Prompt engineering can be an effective way to optimize model responses, but in some cases it may not provide sufficient context or guidance to always meet your exact needs. As a developer, you can consider the following additional optimization strategies to improve the relevance of your generative AI application's responses:

  • Retrieval Augmented Generation (RAG): A technique that involves using a data source to provide grounding context to prompts. RAG can be a useful approach when you need the model to answer questions based on a specific knowledge domain or when you need the model to consider information related to events that occurred after the training data on which the model is based.
  • Fine-tuning: A technique that involves extending the training of a foundation model by providing example prompts and responses that reflect the desired output format and style.

Both of these approaches involve additional cost, complexity, and maintainability challenges, so as a general rule it's best to start your optimization efforts through prompt engineering, and then consider additional strategies if necessary.

The strategy you should choose as a developer depends on your requirements:

Diagram showing the various strategies to optimize the model's performance.

  • Optimize for context: When the model lacks contextual knowledge and you want to maximize responses accuracy.
  • Optimize the model: When you want to improve the response format, style, or speech by maximizing consistency of behavior.

To optimize for context, you can apply a Retrieval Augmented Generation (RAG) pattern. With RAG, you ground your data by first retrieving context from a data source before generating a response.

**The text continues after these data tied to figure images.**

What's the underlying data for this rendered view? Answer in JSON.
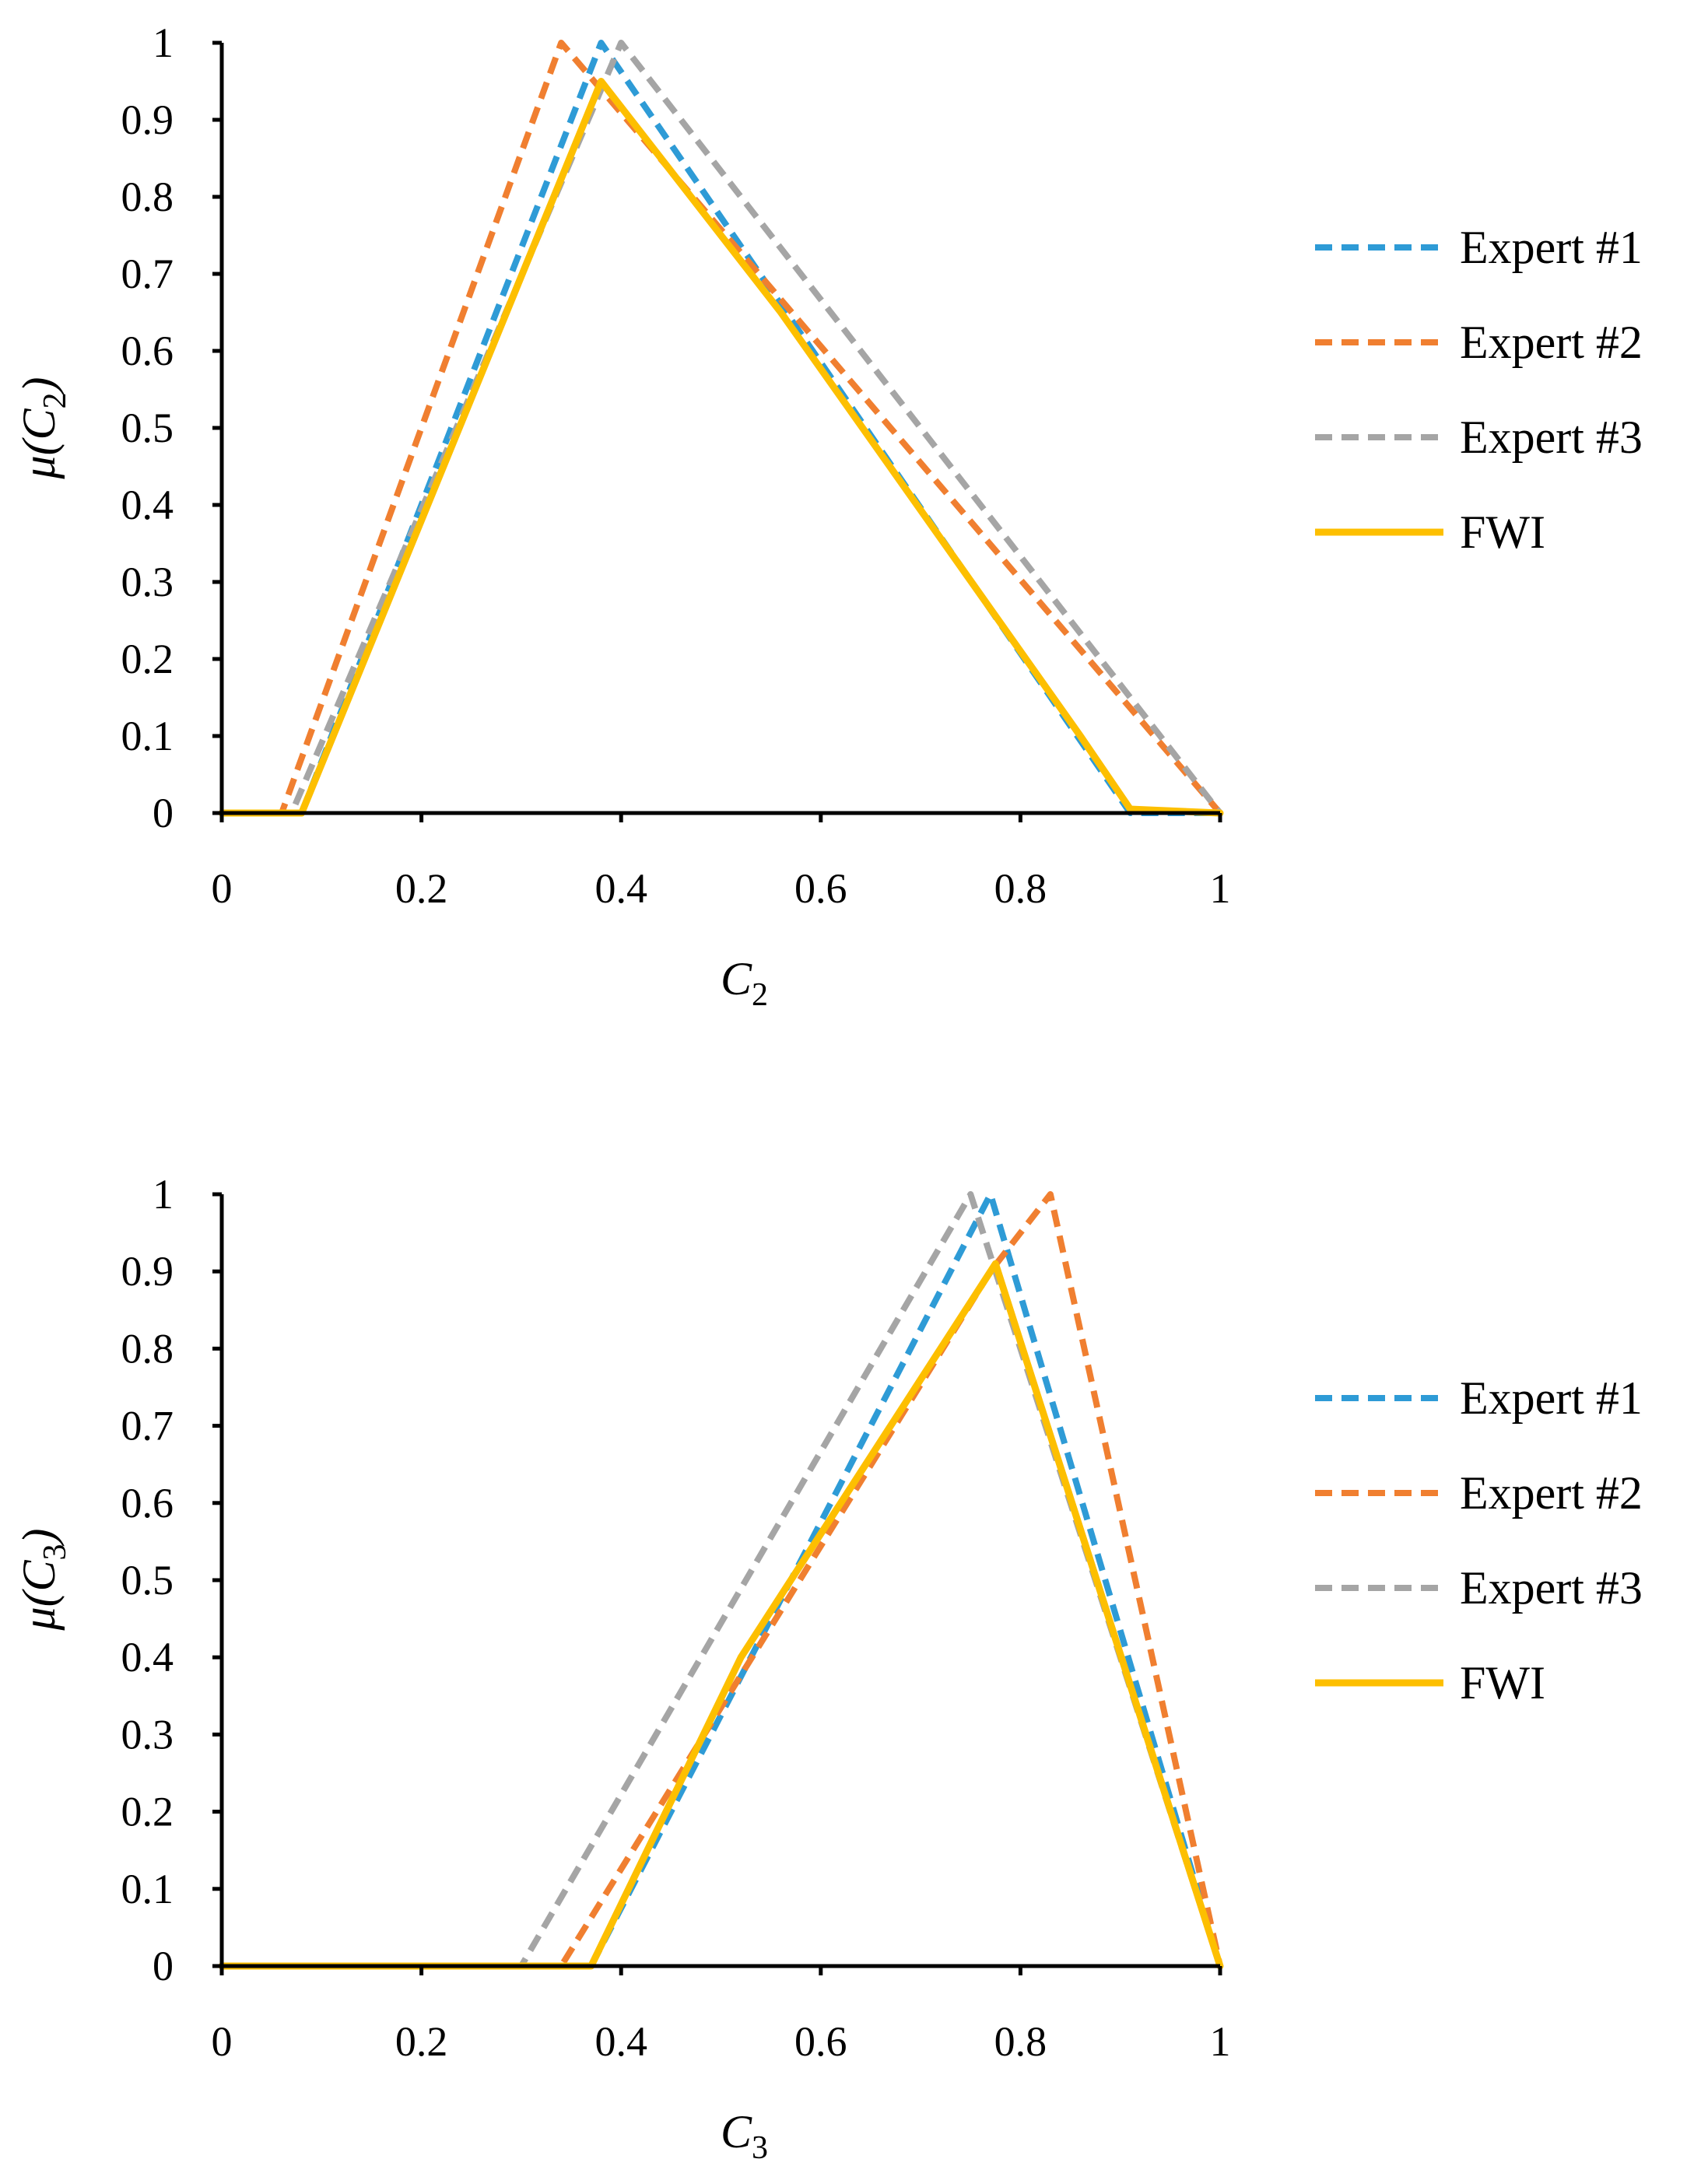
{
  "chart_data": [
    {
      "type": "line",
      "title": "",
      "xlabel": "C2",
      "xlabel_parts": {
        "main": "C",
        "sub": "2"
      },
      "ylabel": "μ(C2)",
      "ylabel_parts": {
        "pre": "μ(C",
        "sub": "2",
        "post": ")"
      },
      "xlim": [
        0,
        1
      ],
      "ylim": [
        0,
        1
      ],
      "xticks": [
        "0",
        "0.2",
        "0.4",
        "0.6",
        "0.8",
        "1"
      ],
      "yticks": [
        "0",
        "0.1",
        "0.2",
        "0.3",
        "0.4",
        "0.5",
        "0.6",
        "0.7",
        "0.8",
        "0.9",
        "1"
      ],
      "grid": false,
      "legend_position": "right",
      "series": [
        {
          "name": "Expert #1",
          "color": "#2E9BD6",
          "dashed": true,
          "points": [
            [
              0,
              0
            ],
            [
              0.08,
              0
            ],
            [
              0.38,
              1
            ],
            [
              0.91,
              0
            ],
            [
              1,
              0
            ]
          ]
        },
        {
          "name": "Expert #2",
          "color": "#F07F30",
          "dashed": true,
          "points": [
            [
              0,
              0
            ],
            [
              0.06,
              0
            ],
            [
              0.34,
              1
            ],
            [
              1,
              0
            ]
          ]
        },
        {
          "name": "Expert #3",
          "color": "#A5A5A5",
          "dashed": true,
          "points": [
            [
              0,
              0
            ],
            [
              0.07,
              0
            ],
            [
              0.4,
              1
            ],
            [
              1,
              0
            ]
          ]
        },
        {
          "name": "FWI",
          "color": "#FDBF00",
          "dashed": false,
          "points": [
            [
              0,
              0
            ],
            [
              0.08,
              0
            ],
            [
              0.38,
              0.95
            ],
            [
              0.56,
              0.65
            ],
            [
              0.86,
              0.1
            ],
            [
              0.91,
              0.005
            ],
            [
              1,
              0
            ]
          ]
        }
      ]
    },
    {
      "type": "line",
      "title": "",
      "xlabel": "C3",
      "xlabel_parts": {
        "main": "C",
        "sub": "3"
      },
      "ylabel": "μ(C3)",
      "ylabel_parts": {
        "pre": "μ(C",
        "sub": "3",
        "post": ")"
      },
      "xlim": [
        0,
        1
      ],
      "ylim": [
        0,
        1
      ],
      "xticks": [
        "0",
        "0.2",
        "0.4",
        "0.6",
        "0.8",
        "1"
      ],
      "yticks": [
        "0",
        "0.1",
        "0.2",
        "0.3",
        "0.4",
        "0.5",
        "0.6",
        "0.7",
        "0.8",
        "0.9",
        "1"
      ],
      "grid": false,
      "legend_position": "right",
      "series": [
        {
          "name": "Expert #1",
          "color": "#2E9BD6",
          "dashed": true,
          "points": [
            [
              0,
              0
            ],
            [
              0.37,
              0
            ],
            [
              0.77,
              1
            ],
            [
              1,
              0
            ]
          ]
        },
        {
          "name": "Expert #2",
          "color": "#F07F30",
          "dashed": true,
          "points": [
            [
              0,
              0
            ],
            [
              0.34,
              0
            ],
            [
              0.77,
              0.9
            ],
            [
              0.83,
              1
            ],
            [
              1,
              0
            ]
          ]
        },
        {
          "name": "Expert #3",
          "color": "#A5A5A5",
          "dashed": true,
          "points": [
            [
              0,
              0
            ],
            [
              0.3,
              0
            ],
            [
              0.75,
              1
            ],
            [
              1,
              0
            ]
          ]
        },
        {
          "name": "FWI",
          "color": "#FDBF00",
          "dashed": false,
          "points": [
            [
              0,
              0
            ],
            [
              0.37,
              0
            ],
            [
              0.52,
              0.4
            ],
            [
              0.775,
              0.91
            ],
            [
              1,
              0
            ]
          ]
        }
      ]
    }
  ]
}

For example, you want employees to ask questions about expense claim processes and limits based on your own corporation's expenses policy documentation.

When you want the model to respond in a specific style or format, you can instruct the model to do so by adding guidelines in the system message. When you notice the model's behavior isn't consistent, you can further enforce consistency in behavior by fine-tuning a model. With fine-tuning, you train a base language model on a dataset of example prompts and responses before integrating it in your application, with the result that the fine-tuned model will produce responses that are consistent with the examples in the fine-tuning training dataset.

You can use any combination of optimization strategies, for example prompt engineering, RAG and a fine-tuned model, to improve your language application.